East Asia Compass

Trump’s North Korea Policy: Regional Implications

01 May, 2017    ·   5279

Dr Sandip Kumar Mishra considers regional perspectives on the US administration’s approach towards North Korea

US President Donald Trump has displayed an inconsistent and dangerous approach towards North Korean provocations, prompting even Philippine President Rodrigo Duterte to advise restraint. This is because the consequences of a major conflict on the Korean peninsula, which would definitely have nuclear dimensions, are going to be disastrous for the whole region.

The present episode of crisis was caused by the Trump administration’s attempt to move the redline over the North Korean nuclear and missile programmes. Earlier, after North Korean nuclear and missile tests, the US used to bring more stringent economic and diplomatic sanctions on Pyongyang through UNSC resolutions. However, the new US administration is threatening to use ‘preemptive strikes’ on North Korean installations if any tests are conducted. Also, the US has been considering provisions of ‘secondary sanctions' on countries, bodies and individuals that deal with North Korea. If North Korea acknowledges and accepts this new redline, they will be unable to have more nuclear and missile tests. In all probability therefore the Kim Jong-un regime will not accept this proposition, at least not before some diplomatic gains are achieved through dialogue and negotiation. However, the US is not ready to accept any form of dialogue with North Korea, until the latter “refrains from these provocative tests.”

In dealing with the ‘unpredictable’ North Korea, Donald Trump has been trying to convey that he is also equally unpredictable. He also wants to show that his threats are not empty by firing missiles on Syria and detonating the ‘mother of all bombs’ in Afghanistan. The US has also brought back the aircraft carrier USS Carl Vinson to the Korean Peninsula, along with the nuclear-powered submarine USS Michigan. Bilateral and multilateral military exercises between the US, South Korea, Japan, France and Britain are underway around the Korean peninsula. The US has also hastened to install the Terminal High Altitude Arial Defense (THAAD) system in South Korea. All these measures are meant to pressurise North Korea into accepting the new US redline.

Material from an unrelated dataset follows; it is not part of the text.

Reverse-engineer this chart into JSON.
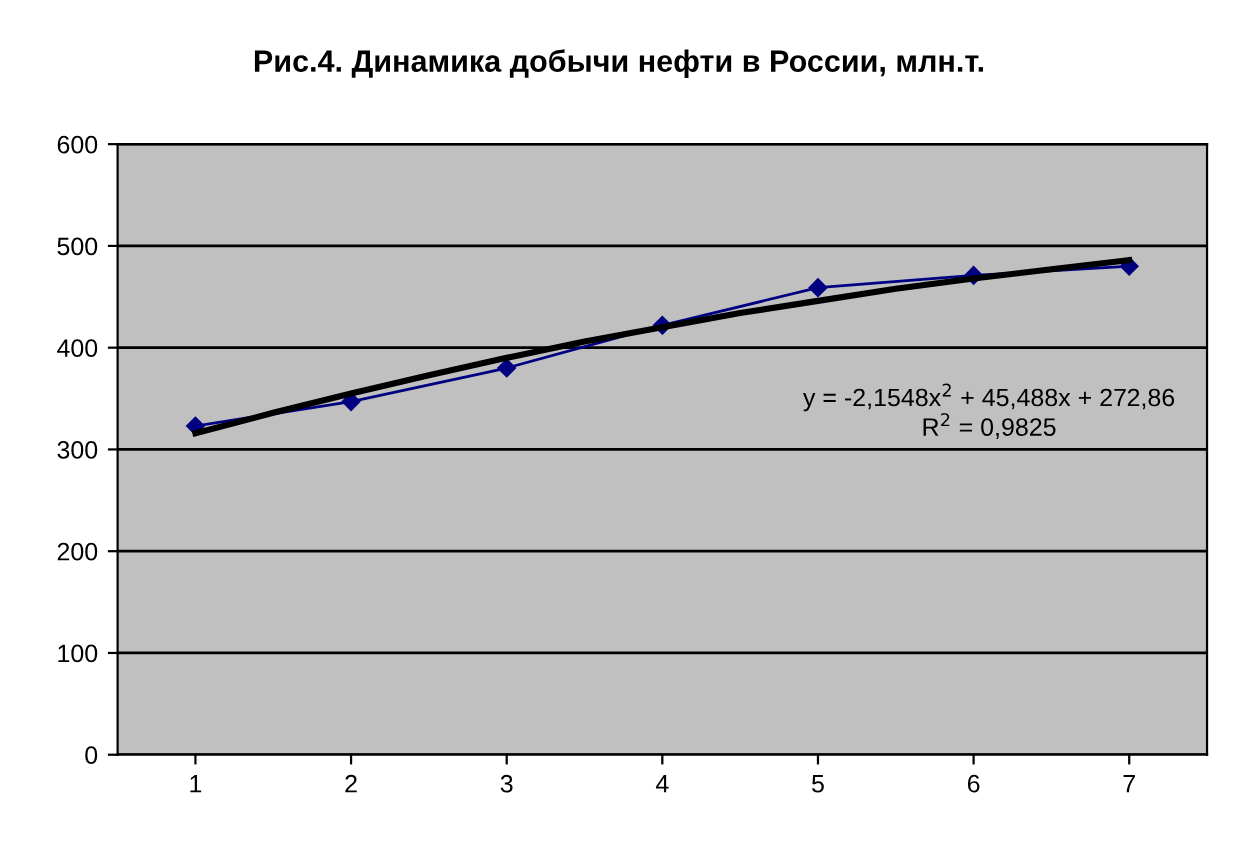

Although the US has threatened to ‘go alone’ on the North Korean issue, Washington knows that the role of Beijing is going to be very critical. For the same reason, Donald Trump likely tried to reach some understanding with Chinese President Xi Jinping in dealing with North Korea during their recent summit meet in Florida, and over the phone conversations that followed. The US has been attempting to appease Beijing by promising trade concessions and taking Chinese security interests in the region into consideration.

However, the game that the Trump administration appears to be playing is devoid of any understanding of the complex regional context. Donald Trump needs to understand that ‘blinking first’ is not an option for North Korea’s belligerent regime. The North Korean strategy so far has been to defy any pressure and sanctions, and assert its independent security posture. Any moderation in this strategy in response to pressure would lead to the regime’s total strangulation and is thus not an acceptable proposition. Trump must also understand that North Korea is not Syria, for at least three reasons. First, North Korea possesses nuclear weapons along with their delivery systems. Second, North Korea’s survival is ensured by China. While China is not in favour of North Korean nuclear development or its provocative behaviour, it is definitely committed to the country’s survival. Third, any preemptive strike on North Korea would invite North Korean assured retaliation on Seoul, where one-fourth of the South Korean population resides, in addition to fifteen thousand US soldiers.

The US has also been unable to understand that China is not going to change its approach towards North Korea because of Donald Trump’s cheap inducements. Instead, it seeks bilateral trust based on a long-term common vision for the region. China has consistently been imposing economic sanctions on North Korea aimed at its nuclear and missile programmes, in tandem with the international community’s efforts. However, it also continues to have significant trade linkages with North Korea that help the regime survive. China’s recent ban on North Korean coal imports has more to do with its compliance with UNSC resolution 2321 and less with a bilateral understanding with the US. China’s approach was made clear by Foreign Minister Wang Yi in his speech at the UNSC on 28 April, when he called for dialogue and diplomacy on the North Korean crisis rather than military threats and arms build-ups. Trump’s redlines thus carry with them huge consequences.

The US administration’s approach has also irked South Korea, one of its allies in the region. South Korea feels that although Trump has unilaterally determined his North Korea policy, it will have far-reaching regional consequences. In addition, Trump has asked South Korea for US$1 billion for the deployment of THAAD, and has hastened the process of deployment when there is no elected leader in the country. The South Korean media has in fact emphasised that through his behaviour, Trump has threatened not only North but also South Korea. When the new South Korean leadership takes over in less than two weeks, it is likely that the very alliance with the US will be reviewed.

In this scenario, Trump’s unfolding game in the Korean Peninsula is, at best, not going to work, and at worst, may have devastating consequences for the region. Many in the region are of the opinion that the real danger is not from Kim Jong-un doing something catastrophic but Trump making a foolish move. It is only hoped that good sense prevails and a modus vivendi is evolved to deal with the crisis.